1. Here is my TS HD file with DVB Subtitles 'on' in VLC
2. Now open Subtitle Edit
Drag your TS file onto the white area on the left side of the program, and wait between 30 secs and a minute for file parsing to complete (My one hour HD video took about 45 seconds to parse. Once completed, the program automatically opens the following window:
Make sure to use the settings as pictured, with OCR Via Tesseract chosen in top left, and the settings exactly as shown on right side (you can play around with these when you feel more confident). Now, click 'Start OCR' button (Do NOT click OK!)...Let the program do its magic...My one hour verbally intensive TS file took 6 minutes to complete, and you can see the OCR in action.

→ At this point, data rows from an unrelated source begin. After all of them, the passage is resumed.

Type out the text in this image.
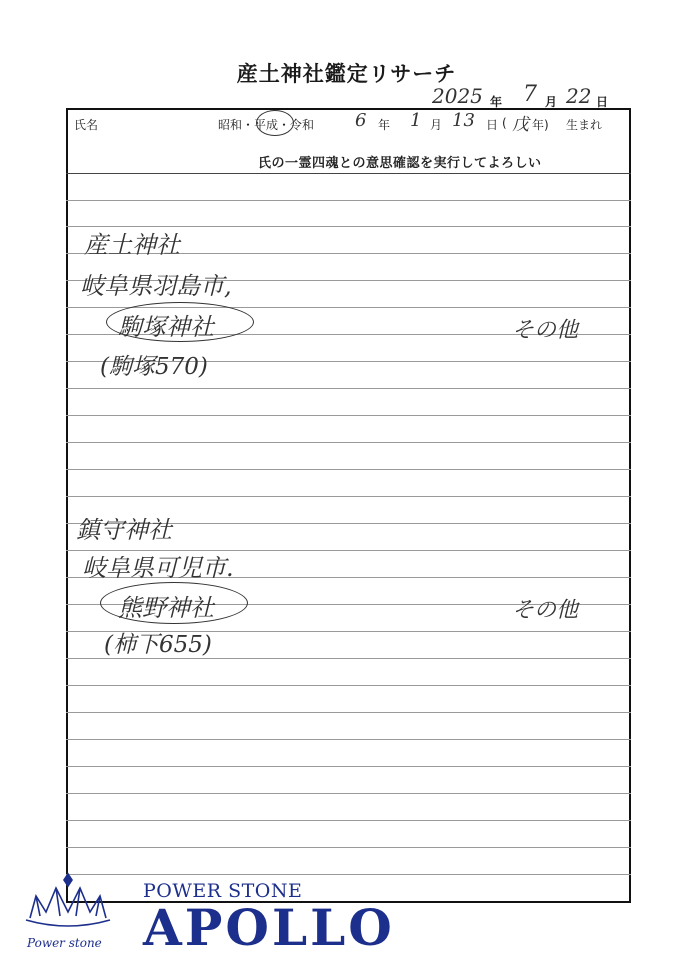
産土神社鑑定リサーチ
2025 年 7 月 22 日
氏名	昭和・平成・令和 6 年 1 月 13 日 ( 戊 年) 生まれ
氏の一霊四魂との意思確認を実行してよろしい
産土神社
岐阜県羽島市,
駒塚神社
(駒塚570)
その他
鎮守神社
岐阜県可児市.
熊野神社
(柿下655)
その他
Power stone
POWER STONE
APOLLO
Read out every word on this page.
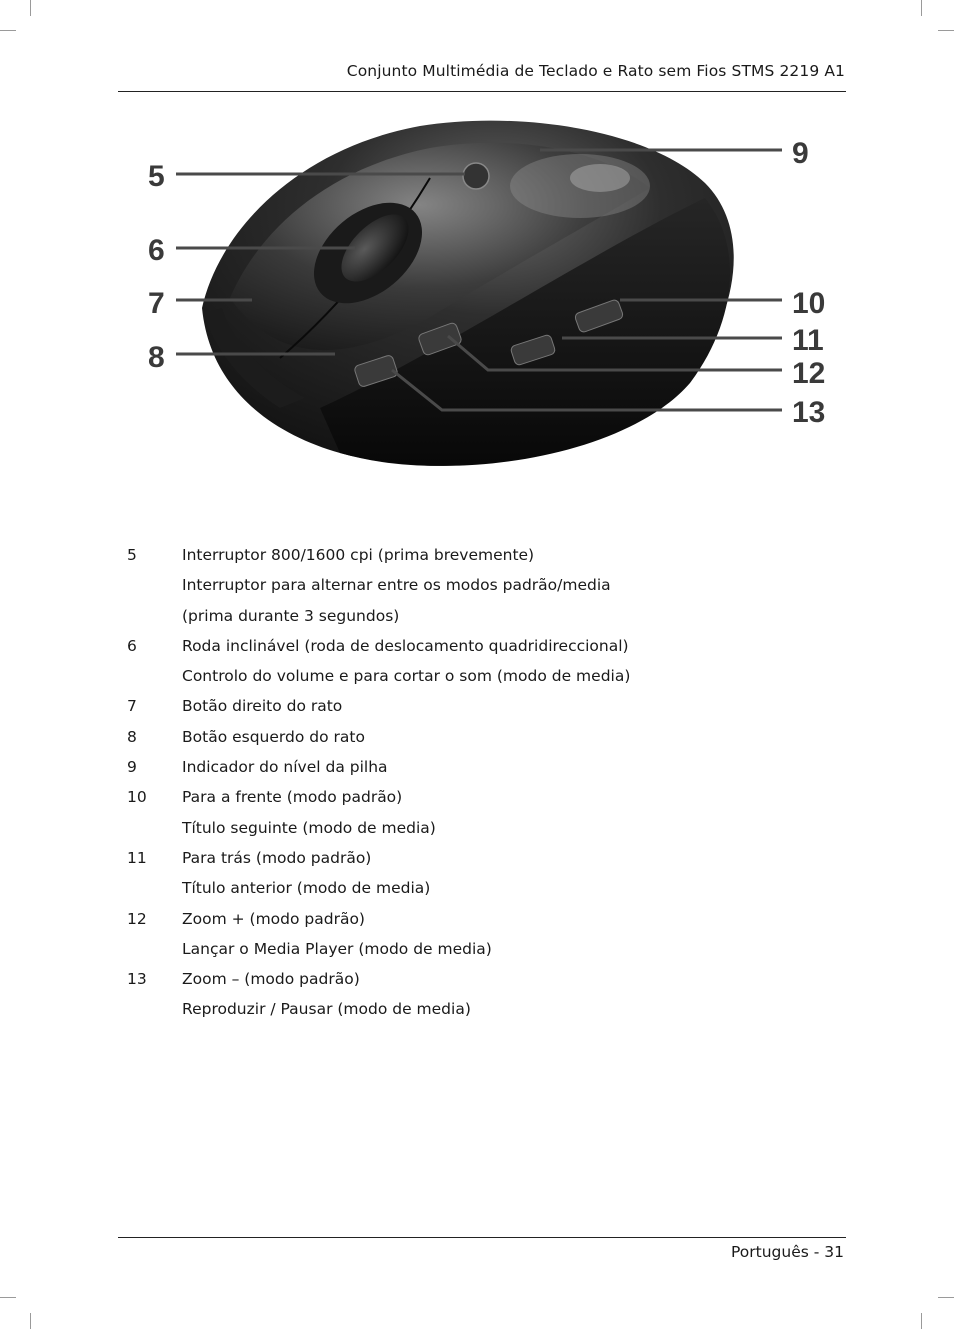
Conjunto Multimédia de Teclado e Rato sem Fios STMS 2219 A1
5
6
7
8
9
10
11
12
13
5	Interruptor 800/1600 cpi (prima brevemente)
Interruptor para alternar entre os modos padrão/media
(prima durante 3 segundos)
6	Roda inclinável (roda de deslocamento quadridireccional)
Controlo do volume e para cortar o som (modo de media)
7	Botão direito do rato
8	Botão esquerdo do rato
9	Indicador do nível da pilha
10 Para a frente (modo padrão)
Título seguinte (modo de media)
11 Para trás (modo padrão)
Título anterior (modo de media)
12 Zoom + (modo padrão)
Lançar o Media Player (modo de media)
13 Zoom – (modo padrão)
Reproduzir / Pausar (modo de media)
Português - 31
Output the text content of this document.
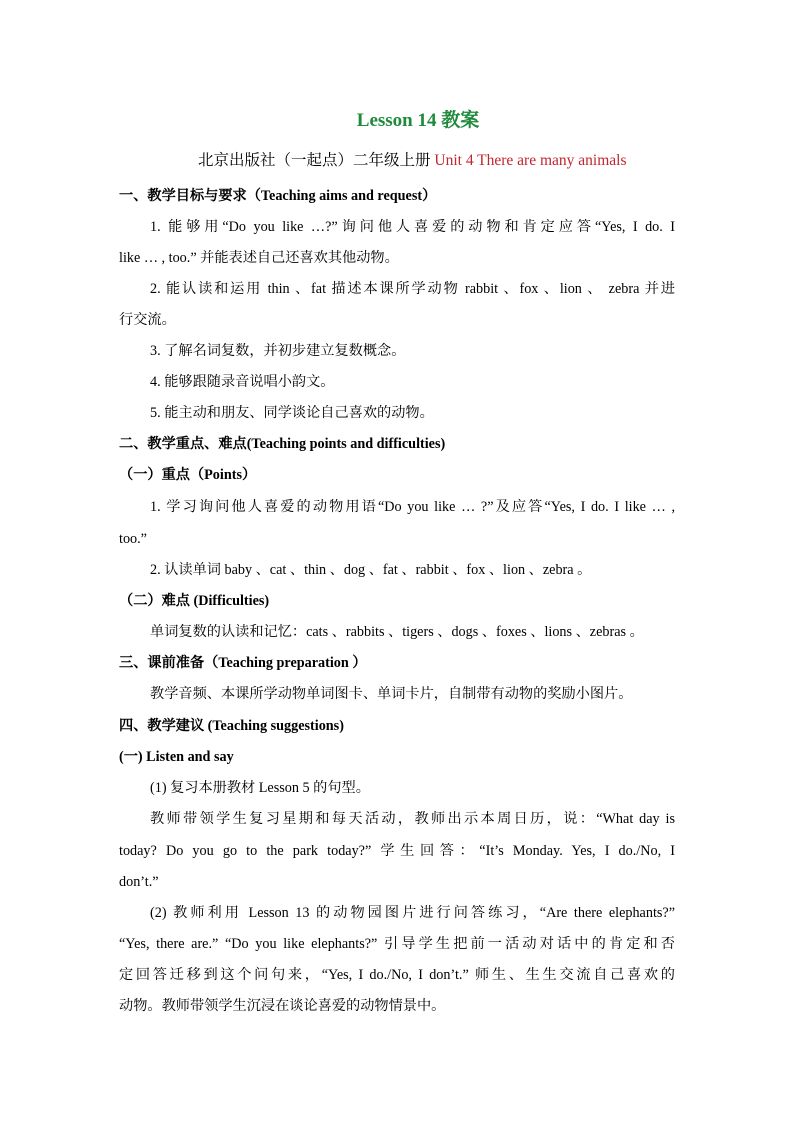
Lesson 14 教案
北京出版社（一起点）二年级上册 Unit 4 There are many animals
一、教学目标与要求（Teaching aims and request）
1. 能够用“Do you like …?”询问他人喜爱的动物和肯定应答“Yes, I do. I
like … , too.” 并能表述自己还喜欢其他动物。
2. 能认读和运用 thin 、fat 描述本课所学动物 rabbit 、fox 、lion 、 zebra 并进
行交流。
3. 了解名词复数，并初步建立复数概念。
4. 能够跟随录音说唱小韵文。
5. 能主动和朋友、同学谈论自己喜欢的动物。
二、教学重点、难点(Teaching points and difficulties)
（一）重点（Points）
1. 学习询问他人喜爱的动物用语“Do you like … ?”及应答“Yes, I do. I like … ,
too.”
2. 认读单词 baby 、cat 、thin 、dog 、fat 、rabbit 、fox 、lion 、zebra 。
（二）难点 (Difficulties)
单词复数的认读和记忆：cats 、rabbits 、tigers 、dogs 、foxes 、lions 、zebras 。
三、课前准备（Teaching preparation ）
教学音频、本课所学动物单词图卡、单词卡片，自制带有动物的奖励小图片。
四、教学建议 (Teaching suggestions)
(一) Listen and say
(1) 复习本册教材 Lesson 5 的句型。
教师带领学生复习星期和每天活动，教师出示本周日历，说：“What day is
today? Do you go to the park today?” 学生回答：“It’s Monday. Yes, I do./No, I
don’t.”
(2) 教师利用 Lesson 13 的动物园图片进行问答练习，“Are there elephants?”
“Yes, there are.” “Do you like elephants?” 引导学生把前一活动对话中的肯定和否
定回答迁移到这个问句来，“Yes, I do./No, I don’t.” 师生、生生交流自己喜欢的
动物。教师带领学生沉浸在谈论喜爱的动物情景中。
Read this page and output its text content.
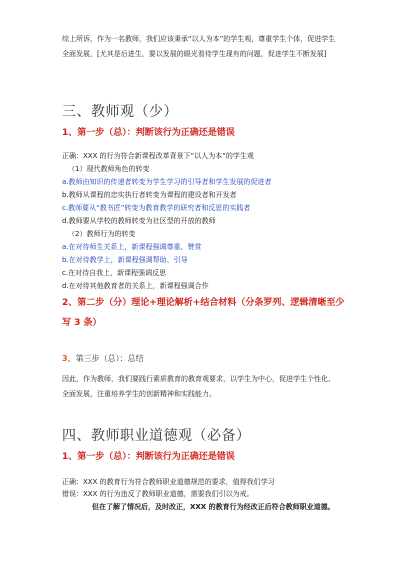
综上所诉，作为一名教师，我们应该秉承“以人为本”的学生观，尊重学生个体，促进学生
全面发展，[尤其是后进生，要以发展的眼光看待学生现有的问题，促进学生不断发展]
三、教师观（少）
1、第一步（总）：判断该行为正确还是错误
正确：XXX 的行为符合新课程改革背景下“以人为本”的学生观
（1）现代教师角色的转变
a.教师由知识的传递者转变为学生学习的引导者和学生发展的促进者
b.教师从课程的忠实执行者转变为课程的建设者和开发者
c.教师要从“教书匠”转变为教育教学的研究者和反思的实践者
d.教师要从学校的教师转变为社区型的开放的教师
（2）教师行为的转变
a.在对待师生关系上，新课程强调尊重、赞赏
b.在对待教学上，新课程强调帮助、引导
c.在对待自我上，新课程强调反思
d.在对待其他教育者的关系上，新课程强调合作
2、第二步（分）理论+理论解析+结合材料（分条罗列、逻辑清晰至少
写 3 条）
3、第三步（总）：总结
因此，作为教师，我们要践行素质教育的教育观要求，以学生为中心，促进学生个性化、
全面发展，注重培养学生的创新精神和实践能力。
四、教师职业道德观（必备）
1、第一步（总）：判断该行为正确还是错误
正确：XXX 的教育行为符合教师职业道德规范的要求，值得我们学习
错误：XXX 的行为违反了教师职业道德，需要我们引以为戒。
但在了解了情况后，及时改正，XXX 的教育行为经改正后符合教师职业道德。
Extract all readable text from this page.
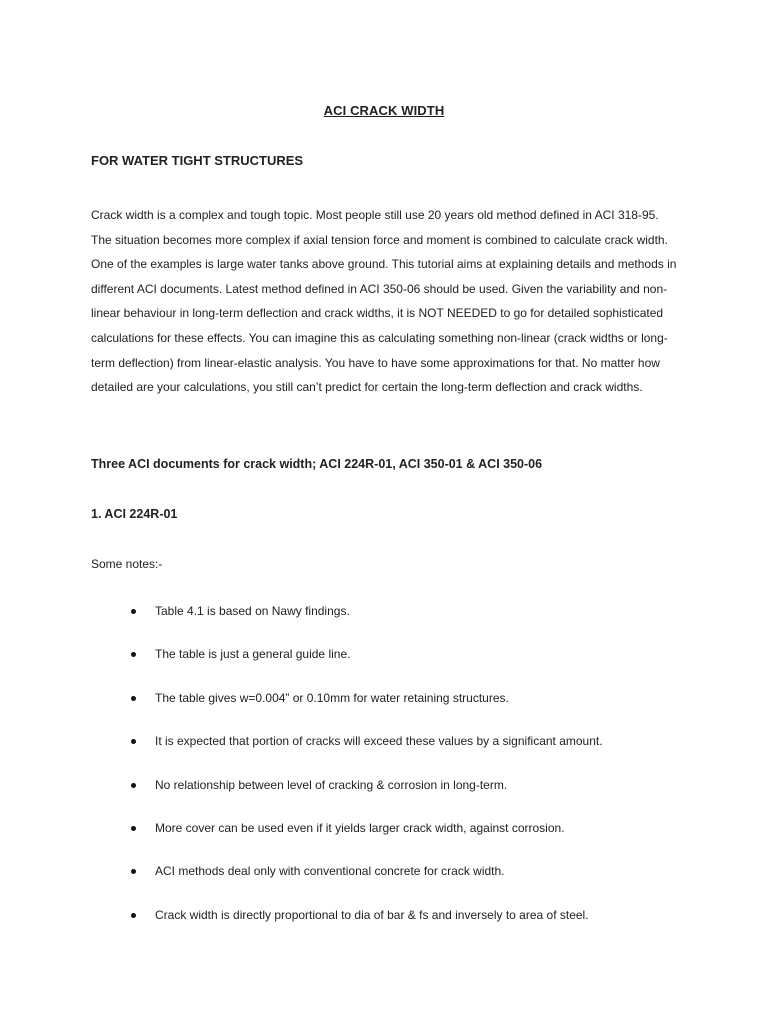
ACI CRACK WIDTH
FOR WATER TIGHT STRUCTURES

Crack width is a complex and tough topic. Most people still use 20 years old method defined in ACI 318-95. The situation becomes more complex if axial tension force and moment is combined to calculate crack width. One of the examples is large water tanks above ground. This tutorial aims at explaining details and methods in different ACI documents. Latest method defined in ACI 350-06 should be used. Given the variability and non-linear behaviour in long-term deflection and crack widths, it is NOT NEEDED to go for detailed sophisticated calculations for these effects. You can imagine this as calculating something non-linear (crack widths or long-term deflection) from linear-elastic analysis. You have to have some approximations for that. No matter how detailed are your calculations, you still can’t predict for certain the long-term deflection and crack widths.

Three ACI documents for crack width; ACI 224R-01, ACI 350-01 & ACI 350-06
1. ACI 224R-01
Some notes:-
Table 4.1 is based on Nawy findings.
The table is just a general guide line.
The table gives w=0.004” or 0.10mm for water retaining structures.
It is expected that portion of cracks will exceed these values by a significant amount.
No relationship between level of cracking & corrosion in long-term.
More cover can be used even if it yields larger crack width, against corrosion.
ACI methods deal only with conventional concrete for crack width.
Crack width is directly proportional to dia of bar & fs and inversely to area of steel.
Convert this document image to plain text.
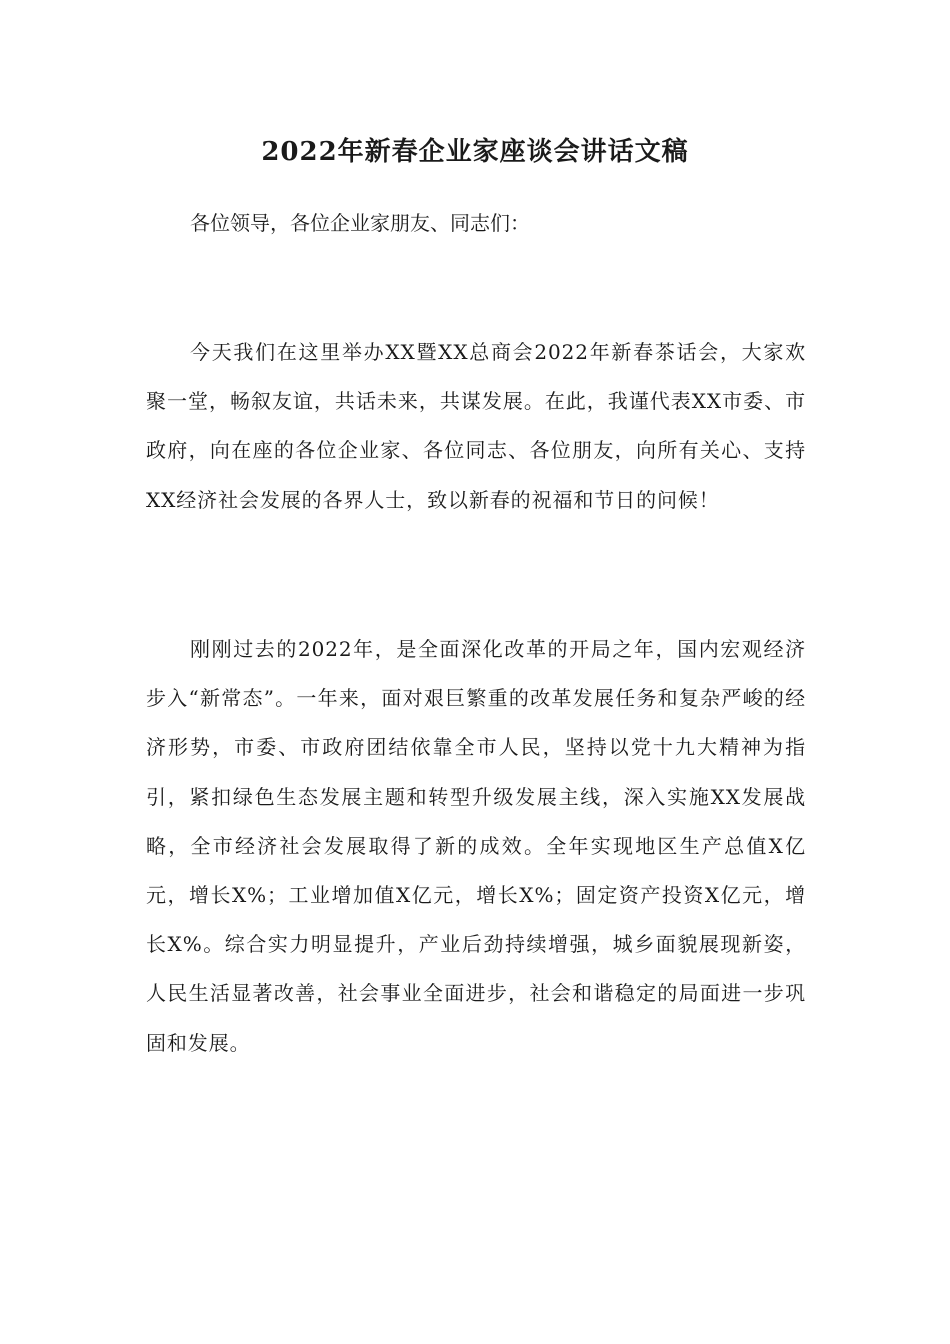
2022年新春企业家座谈会讲话文稿

各位领导，各位企业家朋友、同志们：

今天我们在这里举办XX暨XX总商会2022年新春茶话会，大家欢聚一堂，畅叙友谊，共话未来，共谋发展。在此，我谨代表XX市委、市政府，向在座的各位企业家、各位同志、各位朋友，向所有关心、支持XX经济社会发展的各界人士，致以新春的祝福和节日的问候！

刚刚过去的2022年，是全面深化改革的开局之年，国内宏观经济步入“新常态”。一年来，面对艰巨繁重的改革发展任务和复杂严峻的经济形势，市委、市政府团结依靠全市人民，坚持以党十九大精神为指引，紧扣绿色生态发展主题和转型升级发展主线，深入实施XX发展战略，全市经济社会发展取得了新的成效。全年实现地区生产总值X亿元，增长X%；工业增加值X亿元，增长X%；固定资产投资X亿元，增长X%。综合实力明显提升，产业后劲持续增强，城乡面貌展现新姿，人民生活显著改善，社会事业全面进步，社会和谐稳定的局面进一步巩固和发展。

3. When the OCR has finished its work, you'll be left with something a bit like this:
You will be amazed at the incredible accuracy of the OCR via Tesseract setting. It really is about 99.8% accurate! Some of the problems it encountered and attempted to fix can be found on the right side window, but as you scroll down and compare those lines with the fixed lines in the bottom left window, you'll see that most have been fixed automatically by the program. You could spend a couple of minutes clearing the odd error if you want. The top window shows you the original DVB subtitles if you need something to compare against. Now, click 'OK' in the bottom right of the screen.
4. The program returns to its original window, and you can see your shiny new subtitles in the left window,
just waiting to be edited and saved!
I normally click 'Tools - Fix Common Errors - Next - Apply Selected Fixes - OK', and also under Tools, I click 'Merge Short Lines' and also 'Split Long Lines'. That cleans up the subs so I am ready to save them. Then, go to File, and Save in whichever format you prefer. Save the file in same place as TS file and give it the exact same name as your TS file. (Very important!!)
5. Once saved and closed, open Subtitle Edit again, and drag your new subtitle file in. It will automatically
load the video onto the right hand part of the screen:
Make sure you click the 'Adjust' tab on bottom left. Now you can play the video and alter the position of the subtitles if you need to. I only really use the 'Set start and Off-set the rest' button under 'Adjust'. If the original DVB Subtitles were correctly in sync with the TS file, then you probably won't need to change any positions. Now save again!
6. So in order to use your new subtitle file, you need to convert your TS file to MKV. I use MKV Merge for this.
As shown, drag in your TS file and your new SRT file, and hit the 'Start Muxing' button. In a few seconds, you have an MKV file with subtitles which will play on a huge number of devices.
All done! Please don't be put off by my instructions. With an hour of practise, you should be able to complete the entire process from start to finish in about 10 - 12 minutes (which includes the 6 minutes to parse the original TS file)! I have tested this on 4 of the 5 original terrestrial Freeview channels. Hope it helps.